Es gehe darum, «alle aus der Türkei neu auf den griechischen Inseln ankommenden irregulären Migranten zurückzuführen», heißt es in einer Erklärung der 28 EU-Staats- und Regierungschefs. Dies beträfe also auch Flüchtlinge, die vor Krieg und Verfolgung fliehen, nicht nur sogenannte Arbeitsmigranten oder Menschen, die in Europa ein besseres Leben suchen. Damit verknüpft soll es eine besondere Regelung ausschließlich für syrische Flüchtlinge geben. Für jeden in die Türkei zurückführten Syrer würde ein anderer syrischer Flüchtling aus der Türkei legal in die EU kommen dürfen. Damit würde es der Türkei erleichtert werden, Migranten zurückzunehmen.

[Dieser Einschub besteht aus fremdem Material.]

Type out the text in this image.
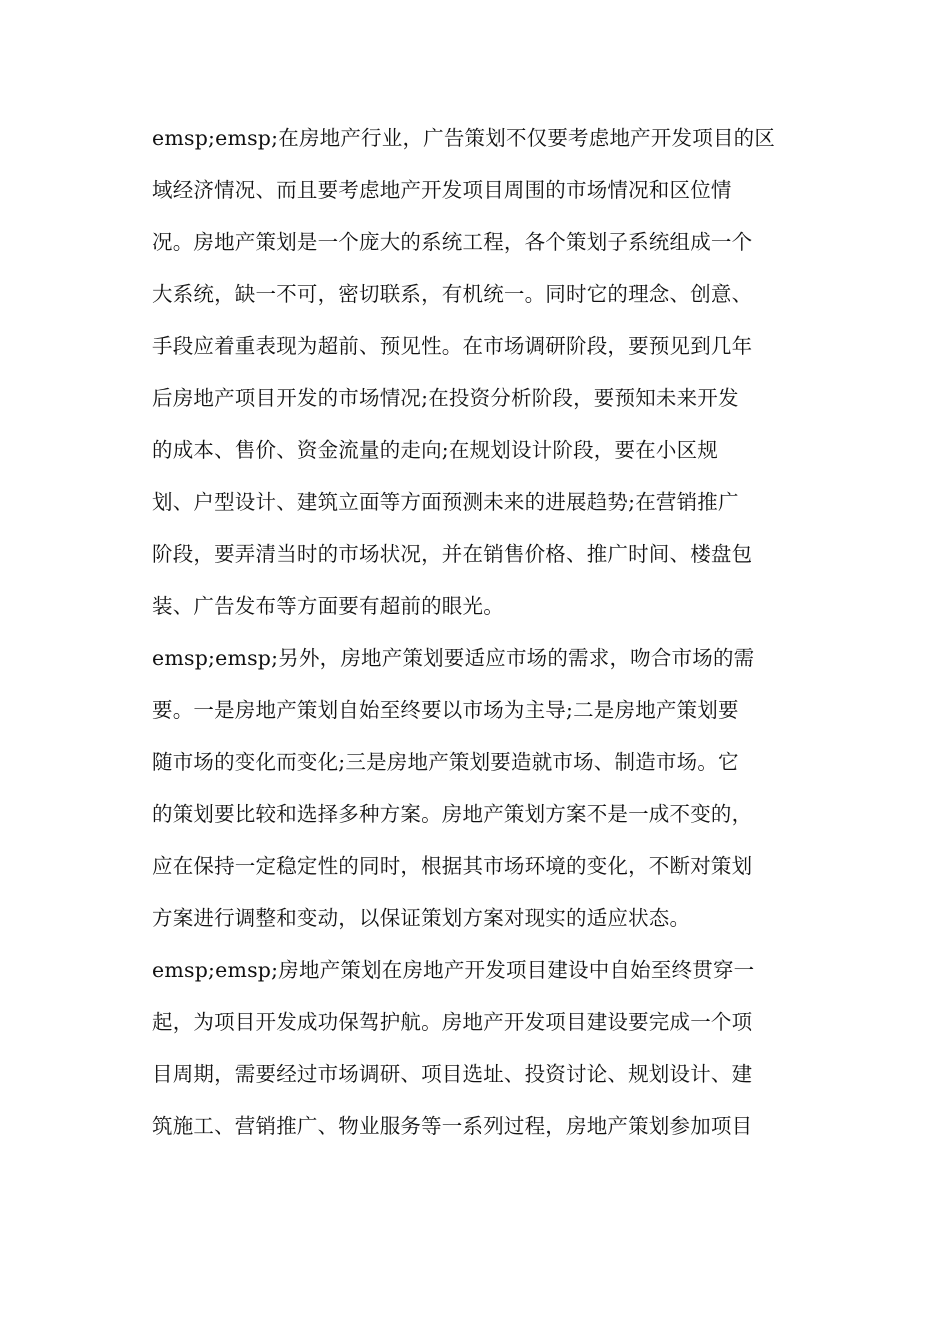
emsp;emsp;在房地产行业，广告策划不仅要考虑地产开发项目的区
域经济情况、而且要考虑地产开发项目周围的市场情况和区位情
况。房地产策划是一个庞大的系统工程，各个策划子系统组成一个
大系统，缺一不可，密切联系，有机统一。同时它的理念、创意、
手段应着重表现为超前、预见性。在市场调研阶段，要预见到几年
后房地产项目开发的市场情况;在投资分析阶段，要预知未来开发
的成本、售价、资金流量的走向;在规划设计阶段，要在小区规
划、户型设计、建筑立面等方面预测未来的进展趋势;在营销推广
阶段，要弄清当时的市场状况，并在销售价格、推广时间、楼盘包
装、广告发布等方面要有超前的眼光。
emsp;emsp;另外，房地产策划要适应市场的需求，吻合市场的需
要。一是房地产策划自始至终要以市场为主导;二是房地产策划要
随市场的变化而变化;三是房地产策划要造就市场、制造市场。它
的策划要比较和选择多种方案。房地产策划方案不是一成不变的，
应在保持一定稳定性的同时，根据其市场环境的变化，不断对策划
方案进行调整和变动，以保证策划方案对现实的适应状态。
emsp;emsp;房地产策划在房地产开发项目建设中自始至终贯穿一
起，为项目开发成功保驾护航。房地产开发项目建设要完成一个项
目周期，需要经过市场调研、项目选址、投资讨论、规划设计、建
筑施工、营销推广、物业服务等一系列过程，房地产策划参加项目
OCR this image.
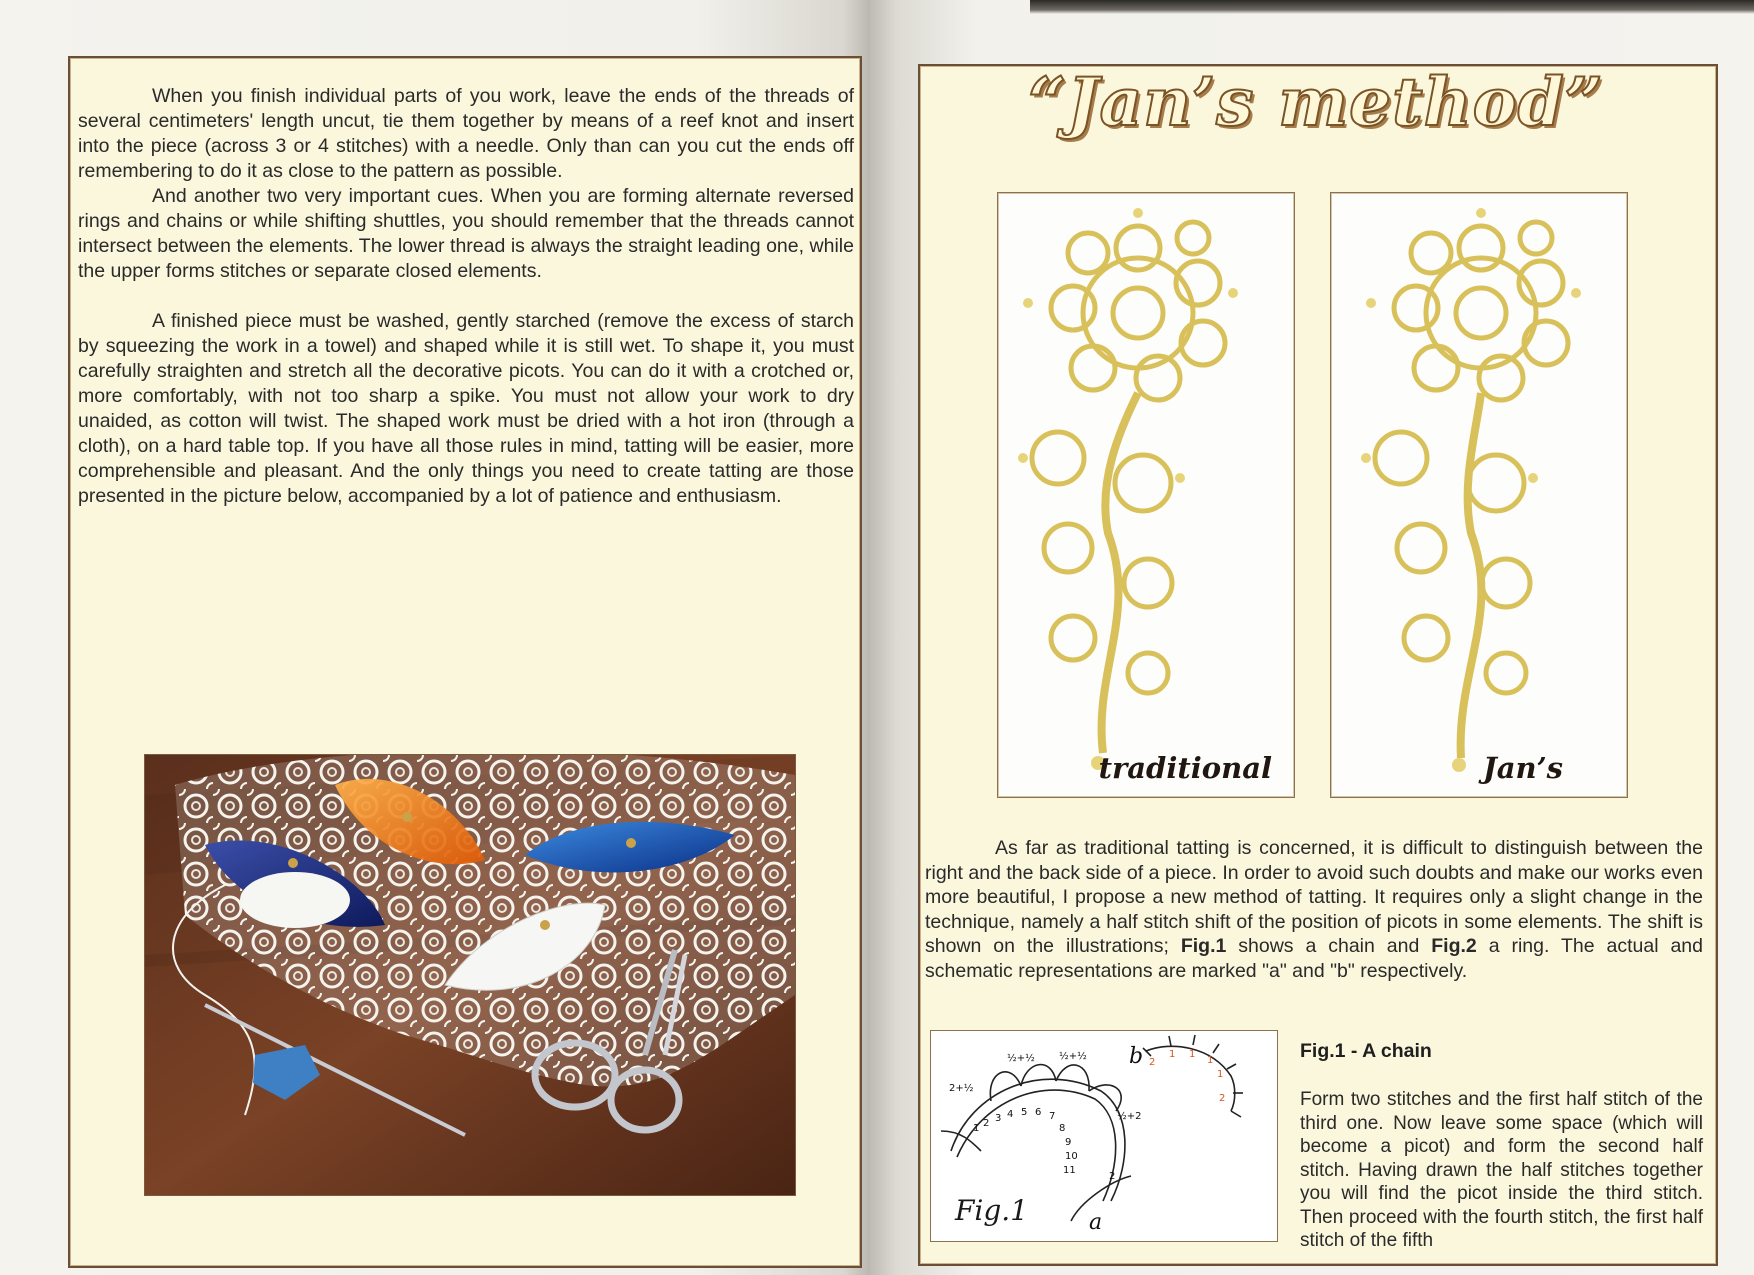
When you finish individual parts of you work, leave the ends of the threads of several centimeters' length uncut, tie them together by means of a reef knot and insert into the piece (across 3 or 4 stitches) with a needle. Only than can you cut the ends off remembering to do it as close to the pattern as possible.

And another two very important cues. When you are forming alternate reversed rings and chains or while shifting shuttles, you should remember that the threads cannot intersect between the elements. The lower thread is always the straight leading one, while the upper forms stitches or separate closed elements.

A finished piece must be washed, gently starched (remove the excess of starch by squeezing the work in a towel) and shaped while it is still wet. To shape it, you must carefully straighten and stretch all the decorative picots. You can do it with a crotched or, more comfortably, with not too sharp a spike. You must not allow your work to dry unaided, as cotton will twist. The shaped work must be dried with a hot iron (through a cloth), on a hard table top. If you have all those rules in mind, tatting will be easier, more comprehensible and pleasant. And the only things you need to create tatting are those presented in the picture below, accompanied by a lot of patience and enthusiasm.

“Jan’s method”
traditional	Jan’s

As far as traditional tatting is concerned, it is difficult to distinguish between the right and the back side of a piece. In order to avoid such doubts and make our works even more beautiful, I propose a new method of tatting. It requires only a slight change in the technique, namely a half stitch shift of the position of picots in some elements. The shift is shown on the illustrations; Fig.1 shows a chain and Fig.2 a ring. The actual and schematic representations are marked "a" and "b" respectively.

2+½
½+½ ½+½
½+2
1 2 3 4 5 6 7
8
9
10
11
2
2
1 1
1
1
2
b
a
Fig.1
Fig.1 - A chain
Form two stitches and the first half stitch of the third one. Now leave some space (which will become a picot) and form the second half stitch. Having drawn the half stitches together you will find the picot inside the third stitch. Then proceed with the fourth stitch, the first half stitch of the fifth
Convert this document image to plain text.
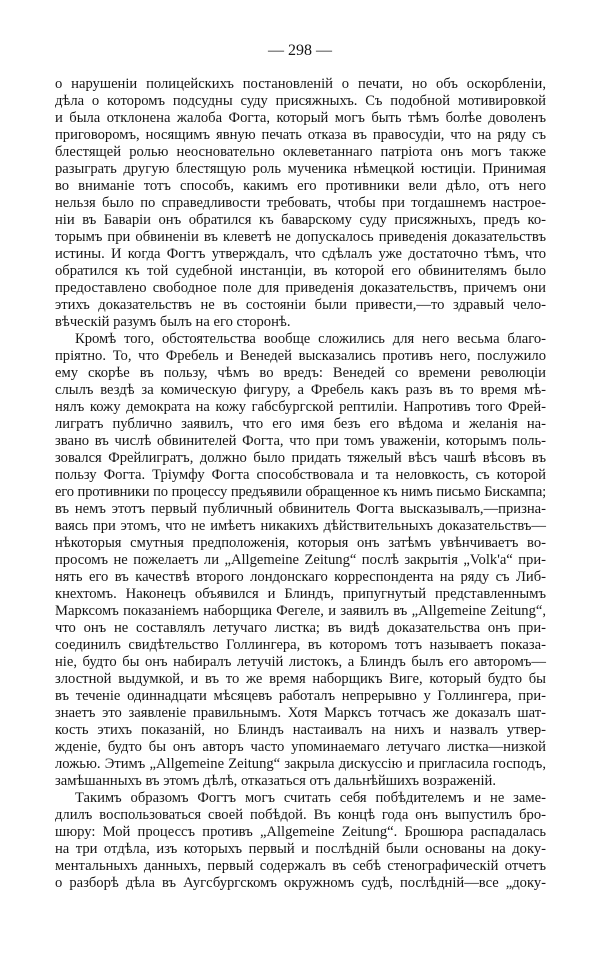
— 298 —
о нарушенiи полицейскихъ постановленiй о печати, но объ оскорбленiи,
дѣла о которомъ подсудны суду присяжныхъ. Съ подобной мотивировкой
и была отклонена жалоба Фогта, который могъ быть тѣмъ болѣе доволенъ
приговоромъ, носящимъ явную печать отказа въ правосудiи, что на ряду съ
блестящей ролью неосновательно оклеветаннаго патрiота онъ могъ также
разыграть другую блестящую роль мученика нѣмецкой юстицiи. Принимая
во вниманiе тотъ способъ, какимъ его противники вели дѣло, отъ него
нельзя было по справедливости требовать, чтобы при тогдашнемъ настрое-
нiи въ Баварiи онъ обратился къ баварскому суду присяжныхъ, предъ ко-
торымъ при обвиненiи въ клеветѣ не допускалось приведенiя доказательствъ
истины. И когда Фогтъ утверждалъ, что сдѣлалъ уже достаточно тѣмъ, что
обратился къ той судебной инстанцiи, въ которой его обвинителямъ было
предоставлено свободное поле для приведенiя доказательствъ, причемъ они
этихъ доказательствъ не въ состоянiи были привести,—то здравый чело-
вѣческiй разумъ былъ на его сторонѣ.
Кромѣ того, обстоятельства вообще сложились для него весьма благо-
прiятно. То, что Фребель и Венедей высказались противъ него, послужило
ему скорѣе въ пользу, чѣмъ во вредъ: Венедей со времени революцiи
слылъ вездѣ за комическую фигуру, а Фребель какъ разъ въ то время мѣ-
нялъ кожу демократа на кожу габсбургской рептилiи. Напротивъ того Фрей-
лигратъ публично заявилъ, что его имя безъ его вѣдома и желанiя на-
звано въ числѣ обвинителей Фогта, что при томъ уваженiи, которымъ поль-
зовался Фрейлигратъ, должно было придать тяжелый вѣсъ чашѣ вѣсовъ въ
пользу Фогта. Трiумфу Фогта способствовала и та неловкость, съ которой
его противники по процессу предъявили обращенное къ нимъ письмо Бискампа;
въ немъ этотъ первый публичный обвинитель Фогта высказывалъ,—призна-
ваясь при этомъ, что не имѣетъ никакихъ дѣйствительныхъ доказательствъ—
нѣкоторыя смутныя предположенiя, которыя онъ затѣмъ увѣнчиваетъ во-
просомъ не пожелаетъ ли „Allgemeine Zeitung“ послѣ закрытiя „Volk'a“ при-
нять его въ качествѣ второго лондонскаго корреспондента на ряду съ Либ-
кнехтомъ. Наконецъ объявился и Блиндъ, припугнутый представленнымъ
Марксомъ показанiемъ наборщика Фегеле, и заявилъ въ „Allgemeine Zeitung“,
что онъ не составлялъ летучаго листка; въ видѣ доказательства онъ при-
соединилъ свидѣтельство Голлингера, въ которомъ тотъ называетъ показа-
нiе, будто бы онъ набиралъ летучiй листокъ, а Блиндъ былъ его авторомъ—
злостной выдумкой, и въ то же время наборщикъ Виге, который будто бы
въ теченiе одиннадцати мѣсяцевъ работалъ непрерывно у Голлингера, при-
знаетъ это заявленiе правильнымъ. Хотя Марксъ тотчасъ же доказалъ шат-
кость этихъ показанiй, но Блиндъ настаивалъ на нихъ и назвалъ утвер-
жденiе, будто бы онъ авторъ часто упоминаемаго летучаго листка—низкой
ложью. Этимъ „Allgemeine Zeitung“ закрыла дискуссiю и пригласила господъ,
замѣшанныхъ въ этомъ дѣлѣ, отказаться отъ дальнѣйшихъ возраженiй.
Такимъ образомъ Фогтъ могъ считать себя побѣдителемъ и не заме-
длилъ воспользоваться своей побѣдой. Въ концѣ года онъ выпустилъ бро-
шюру: Мой процессъ противъ „Allgemeine Zeitung“. Брошюра распадалась
на три отдѣла, изъ которыхъ первый и послѣднiй были основаны на доку-
ментальныхъ данныхъ, первый содержалъ въ себѣ стенографическiй отчетъ
о разборѣ дѣла въ Аугсбургскомъ окружномъ судѣ, послѣднiй—все „доку-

Generell soll der vom türkischen Ministerpräsidenten Ahmet Davutoglu offenbar überraschend vorgeschlagene Mechanismus laut Merkel dazu dienen, Menschen vom illegalen und gefährlichen Weg über das Meer nach Europa abzuschrecken und stattdessen auf die legale und sichere Umsiedlung zu setzen. Es gehe darum, die Kette aufzubrechen zwischen dem Besteigen eines illegalen Bootes, um als Ergebnis einen Aufenthalt in Europa zu bekommen, sagte Merkel.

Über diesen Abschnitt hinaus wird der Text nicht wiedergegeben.